Some time ago, it was commonplace for smartphone apps to open a browser to a registration page with a CAPTCHA, or to require separate signup via web, because API signup was seen as vulnerable.
Now most apps seem to offer registration via native form, though endpoints for this are usually not documented in their public API. I haven't seen many reports of this being abused to create spam accounts.
How is this done? Is there a standard crypto/handshake process to verify real signups, or does signup typically rely on undocumented endpoints and simple API key passing?

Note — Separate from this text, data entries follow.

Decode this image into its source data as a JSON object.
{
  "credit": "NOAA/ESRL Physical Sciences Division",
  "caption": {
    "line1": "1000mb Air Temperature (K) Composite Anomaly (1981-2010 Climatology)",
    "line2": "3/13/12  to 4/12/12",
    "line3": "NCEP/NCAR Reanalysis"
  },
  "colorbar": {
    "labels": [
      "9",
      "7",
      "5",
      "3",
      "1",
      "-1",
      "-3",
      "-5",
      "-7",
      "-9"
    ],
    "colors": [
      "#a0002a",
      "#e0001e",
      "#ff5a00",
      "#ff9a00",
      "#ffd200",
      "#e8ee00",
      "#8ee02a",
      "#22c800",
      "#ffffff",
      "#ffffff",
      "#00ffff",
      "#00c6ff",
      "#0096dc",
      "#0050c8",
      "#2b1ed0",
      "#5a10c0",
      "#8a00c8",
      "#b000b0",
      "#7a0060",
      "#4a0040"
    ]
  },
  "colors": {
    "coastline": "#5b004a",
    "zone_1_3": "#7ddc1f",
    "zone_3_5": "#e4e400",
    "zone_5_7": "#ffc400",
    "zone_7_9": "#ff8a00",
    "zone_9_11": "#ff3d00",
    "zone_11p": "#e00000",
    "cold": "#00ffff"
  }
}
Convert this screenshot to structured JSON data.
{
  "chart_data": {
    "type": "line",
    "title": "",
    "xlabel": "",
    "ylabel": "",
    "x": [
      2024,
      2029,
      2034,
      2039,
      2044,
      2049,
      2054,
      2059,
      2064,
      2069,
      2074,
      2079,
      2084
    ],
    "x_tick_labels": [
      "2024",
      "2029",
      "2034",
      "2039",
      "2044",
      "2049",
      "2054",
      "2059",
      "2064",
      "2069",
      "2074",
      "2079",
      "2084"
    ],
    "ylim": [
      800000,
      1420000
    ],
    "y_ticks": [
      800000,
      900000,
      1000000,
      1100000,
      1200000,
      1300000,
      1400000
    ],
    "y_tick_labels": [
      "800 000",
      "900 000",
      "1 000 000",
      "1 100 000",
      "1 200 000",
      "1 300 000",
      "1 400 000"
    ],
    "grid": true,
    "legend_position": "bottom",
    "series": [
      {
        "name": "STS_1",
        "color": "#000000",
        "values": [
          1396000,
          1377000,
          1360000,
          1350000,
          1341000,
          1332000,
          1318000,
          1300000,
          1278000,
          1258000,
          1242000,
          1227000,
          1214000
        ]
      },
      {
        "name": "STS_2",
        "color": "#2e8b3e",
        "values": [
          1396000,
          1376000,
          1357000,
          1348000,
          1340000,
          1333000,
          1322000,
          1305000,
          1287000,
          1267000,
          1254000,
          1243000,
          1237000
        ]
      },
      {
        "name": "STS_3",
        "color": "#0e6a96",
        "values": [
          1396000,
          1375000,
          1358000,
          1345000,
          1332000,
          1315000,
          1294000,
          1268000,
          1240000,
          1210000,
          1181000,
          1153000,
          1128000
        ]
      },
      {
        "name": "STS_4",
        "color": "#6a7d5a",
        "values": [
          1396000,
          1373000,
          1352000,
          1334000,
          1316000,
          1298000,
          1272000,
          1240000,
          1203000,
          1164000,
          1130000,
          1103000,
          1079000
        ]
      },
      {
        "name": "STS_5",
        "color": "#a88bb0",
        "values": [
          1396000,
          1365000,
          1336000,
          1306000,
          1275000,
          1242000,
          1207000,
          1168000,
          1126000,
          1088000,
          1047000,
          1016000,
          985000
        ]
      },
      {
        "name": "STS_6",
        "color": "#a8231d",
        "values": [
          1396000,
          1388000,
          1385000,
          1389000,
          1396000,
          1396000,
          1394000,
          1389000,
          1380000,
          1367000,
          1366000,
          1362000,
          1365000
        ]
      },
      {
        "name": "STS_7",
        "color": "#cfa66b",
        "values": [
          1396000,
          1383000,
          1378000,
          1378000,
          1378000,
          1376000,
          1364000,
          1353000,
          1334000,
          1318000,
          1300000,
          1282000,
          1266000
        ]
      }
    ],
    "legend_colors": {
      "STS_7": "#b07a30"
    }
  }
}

Embedding yields a better experience but has the issue you mention. Yes, the service owners on the other end are still worried about this and combating the problem. And undocumented APIs don't help and the service owners know this.
One of the tools in the toolbox these days is keys assigned to devices which can be used for throttling. This would essentially let you limit the amt of service that can be consumed on a per device basis and it would require you have a device (or can steal the key from one) in order to provide service. So long as the process to issue keys to new devices is strong (a solvable problem) then you can offer a CAPTCHA-free signup experience within the confines of what you are willing to give to a device.
I'd also note that there are other well known approaches you can use, like IP throttling and handshakes with other service providers (like a phone carrier). Depending upon the problem domain these are on the table too...

Preventing fake accounts

I'm working on a simple web service that allows users to sign up for free and upload a small amount of data. I can easily establish a quota for each user, but malicious users could create fake accounts to upload as much data as they like in a denial-of-service attack.
Obviously, there's no perfect defense against this type of attack, but what can we do to mitigate this problem?
Tie it to a more-or-less unique identifier (phone number, bank account number, facebook/google/etc account) or to a finite resource (such as time, by using a captcha).
use a captcha on account creation to ensure that it's a
human and not an automated process.
require a valid email address and require that they click a link in their email to validate that that's their email address and continue the registration process. This cuts down on their ability to create many throwaway accounts because you can limit them to only having one account per email address and they have to then create a new email address for each account they want to create.
When the user signs up, the user supplies a valid email. Most accounts are not enabled until a response has been received, usually by clicking a link in the body of that email. When that click-through is received, you should be able to grab an IP address. That should help you curtail an abundance of casual DOS attacks.
Consider Phone Number Verification
Requiring phone number for account creation is the best approach I've come across; Creating a new email or cycling an IP address is pretty trivial, but genuine sms phone numbers cost money to activate & grant your service the ability to restrict access by country-code.
An important caveat: Virtual phone numbers (like google-voice), temporary-phone number services, & burner phones can make sms-verification ineffective at preventing duplicate user accounts. Depending on your use case, it might be worthwhile to use a service, like Vonage's Number Insight api, that lets you identify those types of numbers.
Authillo is a passwordless authentication provider that prevents duplicate/fake accounts by leveraging sms verification, liveness detection, & facial recognition. Depending on how critical it is that you prevent fake accounts on your service, their base plan might be what you're looking for.
Just log the IPs and assume the same user if the IP does not change within a time interval. This is bad, because it would prevent multiple users in the same house (same IP) but it is a good start.